Tokoh spiritual yang khusus datang untuk mendoakan Bali dan korban tsunami Aceh ini, menegaskan semua bencana itu terkait dengan kesucian yang berhubungan dengan manusia dan kemanusiaan. "Tanpa kemanusiaan tak akan ada kesucian," urai pria yang mengaku separuh hidupnya untuk India dan separuhnya lagi untuk Indonesia, terutama Bali.
Ditegaskannya, kian banyak manusia mengabaikan hidup harmonis dengan sesama, juga dengan alam dan sesama makhluk hidup. Tokoh spiritual yang didampingi murid tunggal Prabu Darmayasa ini menambahkan, kesucian baru bisa terwujud bila kesucian itu terbentuk dalam batin manusia itu sendiri. "Soal ini bukan hanya problem Bali, tapi dunia," imbuhnya.
Diutarakannya, ada berbagai cara untuk membangkitkan kemanusiaan itu, seperti menumbuhkembangkan cinta kasih dan meditasi angka. "Mungkin saja ada cara lain yang dikembangkan orang.
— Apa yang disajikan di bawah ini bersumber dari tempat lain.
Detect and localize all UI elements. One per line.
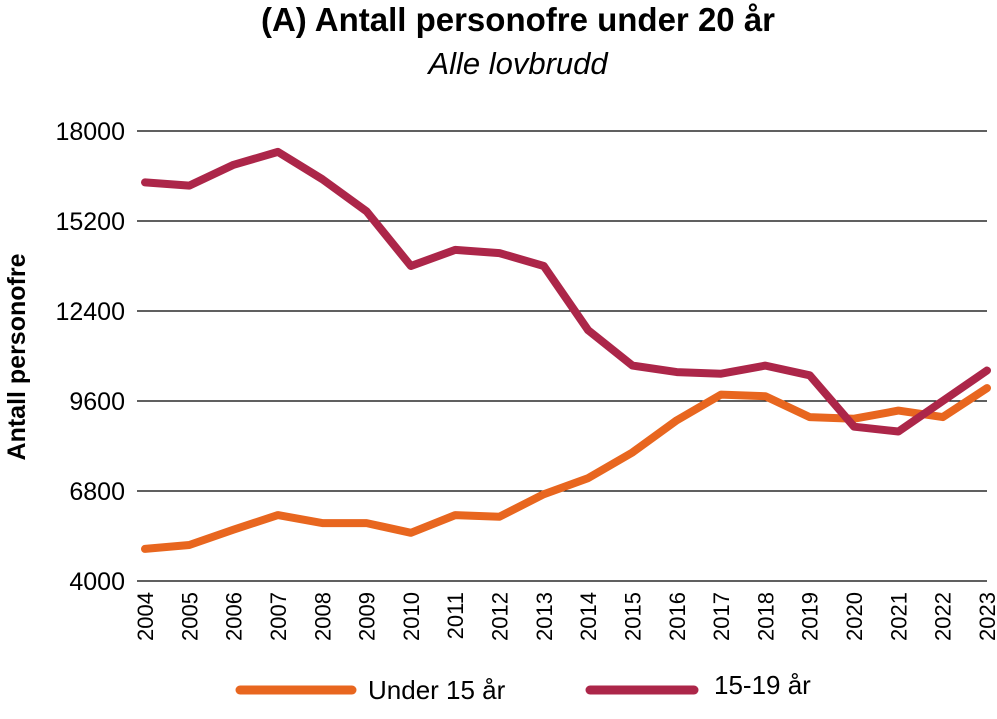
x-tick-label: 2013 (532, 592, 557, 641)
x-tick-label: 2017 (709, 592, 734, 641)
x-tick-label: 2020 (842, 592, 867, 641)
x-tick-label: 2009 (355, 592, 380, 641)
x-tick-label: 2015 (620, 592, 645, 641)
x-tick-label: 2014 (576, 592, 601, 641)
y-axis-label: Antall personofre (3, 253, 31, 460)
x-tick-label: 2004 (133, 592, 158, 641)
x-tick-label: 2007 (266, 592, 291, 641)
x-tick-label: 2019 (798, 592, 823, 641)
series-line-1 (141, 147, 991, 436)
y-axis-ticks: 4000 6800 9600 12400 15200 18000 (55, 118, 125, 596)
series-lines (141, 147, 991, 553)
chart-subtitle: Alle lovbrudd (426, 46, 609, 81)
x-tick-label: 2023 (975, 592, 997, 641)
x-tick-label: 2022 (931, 592, 956, 641)
x-tick-label: 2021 (886, 592, 911, 641)
y-tick-label: 18000 (55, 118, 125, 146)
y-tick-label: 9600 (69, 388, 125, 416)
x-tick-label: 2005 (177, 592, 202, 641)
x-tick-label: 2018 (753, 592, 778, 641)
chart-title: (A) Antall personofre under 20 år (261, 1, 775, 38)
x-tick-label: 2011 (443, 592, 468, 639)
x-tick-label: 2016 (665, 592, 690, 641)
legend-label-under-15: Under 15 år (368, 675, 506, 705)
x-axis-ticks: 2004 2005 2006 2007 2008 2009 2010 2011 2012 2013… (133, 592, 997, 641)
y-tick-label: 4000 (69, 568, 125, 596)
x-tick-label: 2006 (222, 592, 247, 641)
gridlines (137, 130, 987, 582)
series-line-0 (141, 384, 991, 553)
x-tick-label: 2010 (399, 592, 424, 641)
y-tick-label: 15200 (55, 208, 125, 236)
legend-label-15-19: 15-19 år (714, 670, 811, 700)
x-tick-label: 2008 (310, 592, 335, 641)
y-tick-label: 12400 (55, 298, 125, 326)
x-tick-label: 2012 (488, 592, 513, 641)
legend: Under 15 år 15-19 år (235, 670, 811, 705)
y-tick-label: 6800 (69, 478, 125, 506)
Maka, lakukanlah itu secara jujur dan tulus," pesannya.
Lalu, kenapa kemerosotan moral ini juga terjadi pada masyarakat Bali, padahal berbagai ritual telah dilakukan sebagai penyeimbang? "Saya ke sini tidak melihat atau pun menilai apa yang dilakukan, tapi lebih kepada siapa yang melakukannya," ujarnya. Pria yang disapa Guru Ji ini mengaku tak mempunyai bahasa yang tepat untuk menggambarkan Bali. "Kekuatan spiritual Bali tidak mungkin ada di tempat lain. Namun orang Bali kadang kurang menyadarinya," ucapnya.
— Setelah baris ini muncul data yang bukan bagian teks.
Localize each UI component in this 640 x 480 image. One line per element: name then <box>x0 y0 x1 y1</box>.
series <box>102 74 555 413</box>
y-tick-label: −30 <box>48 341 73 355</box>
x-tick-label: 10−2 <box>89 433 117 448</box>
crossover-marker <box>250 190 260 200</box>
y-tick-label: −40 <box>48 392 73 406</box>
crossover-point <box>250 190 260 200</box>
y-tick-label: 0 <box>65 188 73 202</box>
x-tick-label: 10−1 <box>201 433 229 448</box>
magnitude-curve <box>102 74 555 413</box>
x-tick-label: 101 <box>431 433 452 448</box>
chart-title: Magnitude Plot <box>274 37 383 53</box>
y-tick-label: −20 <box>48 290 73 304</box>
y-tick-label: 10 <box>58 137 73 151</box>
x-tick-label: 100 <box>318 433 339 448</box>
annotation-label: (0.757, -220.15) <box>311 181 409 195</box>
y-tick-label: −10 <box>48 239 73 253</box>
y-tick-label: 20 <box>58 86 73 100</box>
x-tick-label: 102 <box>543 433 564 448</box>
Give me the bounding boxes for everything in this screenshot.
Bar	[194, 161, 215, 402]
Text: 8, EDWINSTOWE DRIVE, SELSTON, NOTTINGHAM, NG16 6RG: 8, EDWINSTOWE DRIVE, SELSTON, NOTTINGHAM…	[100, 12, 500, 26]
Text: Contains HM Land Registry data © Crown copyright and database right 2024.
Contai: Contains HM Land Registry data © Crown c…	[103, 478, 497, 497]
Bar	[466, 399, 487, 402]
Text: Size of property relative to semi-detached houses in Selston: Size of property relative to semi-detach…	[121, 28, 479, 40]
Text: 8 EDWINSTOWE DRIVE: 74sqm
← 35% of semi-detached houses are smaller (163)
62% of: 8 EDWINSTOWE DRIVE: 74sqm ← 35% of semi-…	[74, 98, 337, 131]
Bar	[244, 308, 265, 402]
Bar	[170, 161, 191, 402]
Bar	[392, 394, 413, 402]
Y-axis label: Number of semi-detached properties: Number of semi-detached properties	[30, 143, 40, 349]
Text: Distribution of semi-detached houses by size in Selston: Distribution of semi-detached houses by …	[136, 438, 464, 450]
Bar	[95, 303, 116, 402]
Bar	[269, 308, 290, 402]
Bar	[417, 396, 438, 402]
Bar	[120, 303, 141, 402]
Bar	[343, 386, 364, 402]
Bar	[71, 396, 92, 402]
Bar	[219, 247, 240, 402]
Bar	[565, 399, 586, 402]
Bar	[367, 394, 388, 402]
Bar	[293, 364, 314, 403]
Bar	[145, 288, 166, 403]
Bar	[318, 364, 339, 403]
Ditegaskannya, orang yang tinggal di Bali kurang mengerti Bali karena tinggal di Bali. "Saya orang luar Bali mengerti soal Bali. Karena itulah saya menghargainya dan selalu merindukan Bali," terangnya. Selain untuk merayakan ulang tahun kelima Meditasi Angka, Sabtu (26/2), kedatangan Guru Ji dan Prabu Darmayasa sangat terkait dengan berbagai bencana yang menimpa negara ini.
Karena itu pula, saat tiba di Bali, Guru Ji langsung meditasi beberapa jam di kamar hotel sendirian. Ketika hujan turun dengan deras, Guru Ji baru keluar sembari berkata : "Semua doa telah dikabulkan, dan sudah berhasil yang kulakukan,"tuturnya kepada Prabu Darmayasa dalam Bahasa Hindi.
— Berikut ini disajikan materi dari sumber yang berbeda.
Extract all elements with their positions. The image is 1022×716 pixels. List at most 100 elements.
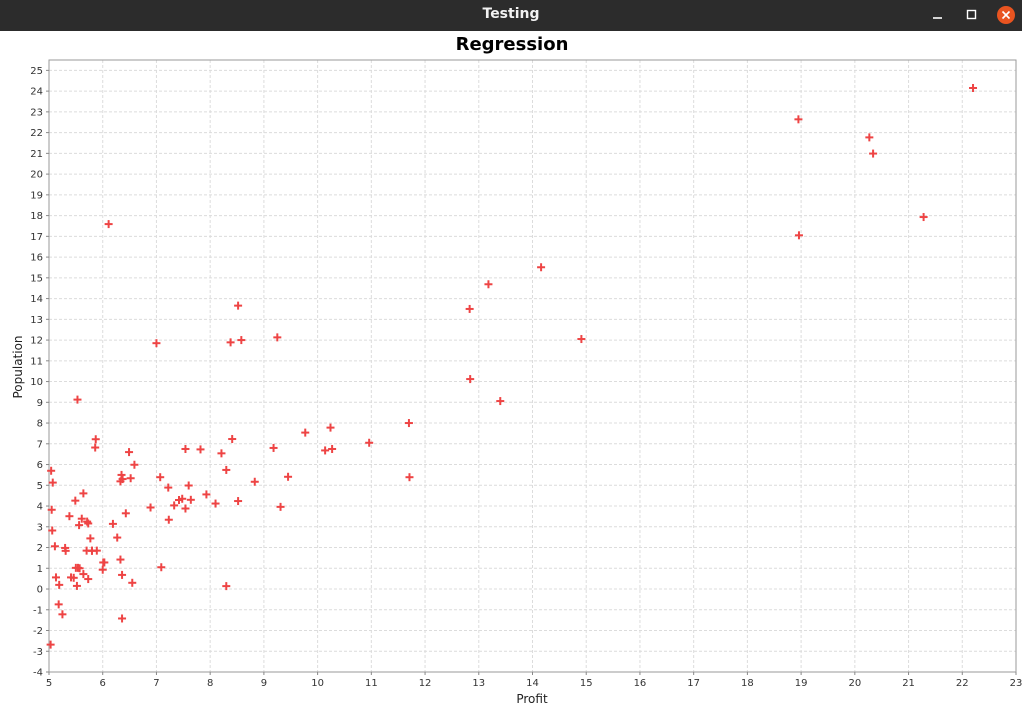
data-point [164,483,173,492]
y-tick-label: 2 [37,543,43,554]
data-point [184,481,193,490]
data-point [75,521,84,530]
chart-panel: Regression 5 6 7 8 9 10 11 12 13 14 15 16 17 18 19 20 21… [0,31,1022,716]
data-point [328,444,337,453]
minimize-icon [933,17,942,19]
data-point [234,497,243,506]
y-tick-label: 6 [37,460,43,471]
y-tick-label: 19 [30,190,43,201]
data-point [75,564,84,573]
y-tick-label: 17 [30,232,43,243]
y-tick-label: 11 [30,356,43,367]
x-tick-label: 6 [100,678,106,689]
maximize-button[interactable] [961,4,983,26]
data-point [226,338,235,347]
y-tick-label: 24 [30,87,43,98]
data-point [108,519,117,528]
data-point [121,509,130,518]
y-tick-label: 23 [30,107,43,118]
x-tick-label: 9 [261,678,267,689]
data-point [404,419,413,428]
data-point [284,472,293,481]
data-point [969,84,978,93]
data-point [152,339,161,348]
data-point [794,115,803,124]
y-tick-label: 4 [37,502,43,513]
data-point [99,558,108,567]
data-point [84,519,93,528]
x-tick-label: 15 [580,678,593,689]
data-point [77,514,86,523]
y-axis-label: Population [11,335,25,398]
minimize-button[interactable] [927,4,949,26]
y-tick-label: 25 [30,66,43,77]
close-button[interactable] [995,4,1017,26]
y-tick-label: 20 [30,170,43,181]
data-point [484,280,493,289]
axis-ticks: 5 6 7 8 9 10 11 12 13 14 15 16 17 18 19 20 21 22 23-4-3-2-… [30,66,1022,689]
x-tick-label: 7 [153,678,159,689]
grid-lines [48,60,1017,673]
data-point [51,573,60,582]
data-point [276,502,285,511]
y-tick-label: 8 [37,419,43,430]
x-tick-label: 14 [526,678,539,689]
data-point [326,423,335,432]
window-titlebar: Testing [0,0,1022,31]
data-point [170,501,179,510]
window-title: Testing [482,6,540,22]
data-point [125,448,134,457]
y-tick-label: -1 [33,605,43,616]
data-point [181,444,190,453]
data-point [118,614,127,623]
data-point [72,581,81,590]
data-point [181,504,190,513]
y-tick-label: -4 [33,668,43,679]
data-point [116,477,125,486]
x-tick-label: 23 [1010,678,1022,689]
y-tick-label: 3 [37,522,43,533]
data-point [237,336,246,345]
data-point [55,580,64,589]
data-point [228,435,237,444]
y-tick-label: 15 [30,273,43,284]
y-tick-label: 10 [30,377,43,388]
y-tick-label: -2 [33,626,43,637]
data-point [104,220,113,229]
data-point [250,477,259,486]
data-point [537,263,546,272]
data-point [91,443,100,452]
data-point [301,428,310,437]
maximize-icon [966,9,977,20]
data-points [46,84,978,649]
data-point [164,515,173,524]
data-point [84,575,93,584]
close-button-circle [997,6,1015,24]
data-point [50,542,59,551]
x-tick-label: 10 [311,678,324,689]
data-point [865,133,874,142]
data-point [73,395,82,404]
data-point [919,213,928,222]
data-point [496,397,505,406]
x-tick-label: 16 [634,678,647,689]
data-point [126,474,135,483]
scatter-chart: Regression 5 6 7 8 9 10 11 12 13 14 15 16 17 18 19 20 21… [11,34,1022,706]
y-tick-label: 12 [30,336,43,347]
data-point [58,610,67,619]
data-point [222,582,231,591]
data-point [61,543,70,552]
data-point [86,534,95,543]
y-tick-label: -3 [33,647,43,658]
data-point [118,570,127,579]
data-point [113,533,122,542]
y-tick-label: 21 [30,149,43,160]
data-point [175,496,184,505]
data-point [157,563,166,572]
data-point [79,489,88,498]
data-point [48,526,57,535]
data-point [71,496,80,505]
x-tick-label: 11 [365,678,378,689]
y-tick-label: 13 [30,315,43,326]
data-point [130,460,139,469]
Setelah itu, Guru Ji keluar menuju pantai Kuta dan melarung semua pakaiannya ke laut sebagai simbolik melepas semua kesialan dan bencana untuk Bali. "Perubahan bisa terwujud bila semua mengupayakannya bahu membahu. Kita tak ada perbedaan, mata Anda dengan orang lain dua, demikian juga kaki dan yang lainnya," paparnya.
Bila menginginkan perubahan untuk Bali, lanjutnya, hanya ada dua hal yang dapat mewujudkannya, yakni harus adanya perkembangan manusia dalam hal kemanusiaan dan harus ada rasa cinta kasih antarsesama. "Sebab, selain kemanusiaan semuanya mengalami perubahan di dunia ini. Bila kemanusiaan itu tak terwujud, maka tak akan ada hal-hal yang akan berjalan baik di dunia ini," pungkasnya.
Ketika disinggung soal tanda coretan di pelinggih dan sejumlah pura yang muncul secara misterius, Guru Ji meminta waktu khusus lagi diwawancari. "Saya lebih awal mengingatkan umat di Bali, setelah itu baru bicara soal tanda misterius itu," papar Prabu Darmayasa yang menerjemahkan Bahasa Hindi Guru Ji ke Bahasa Indonesia.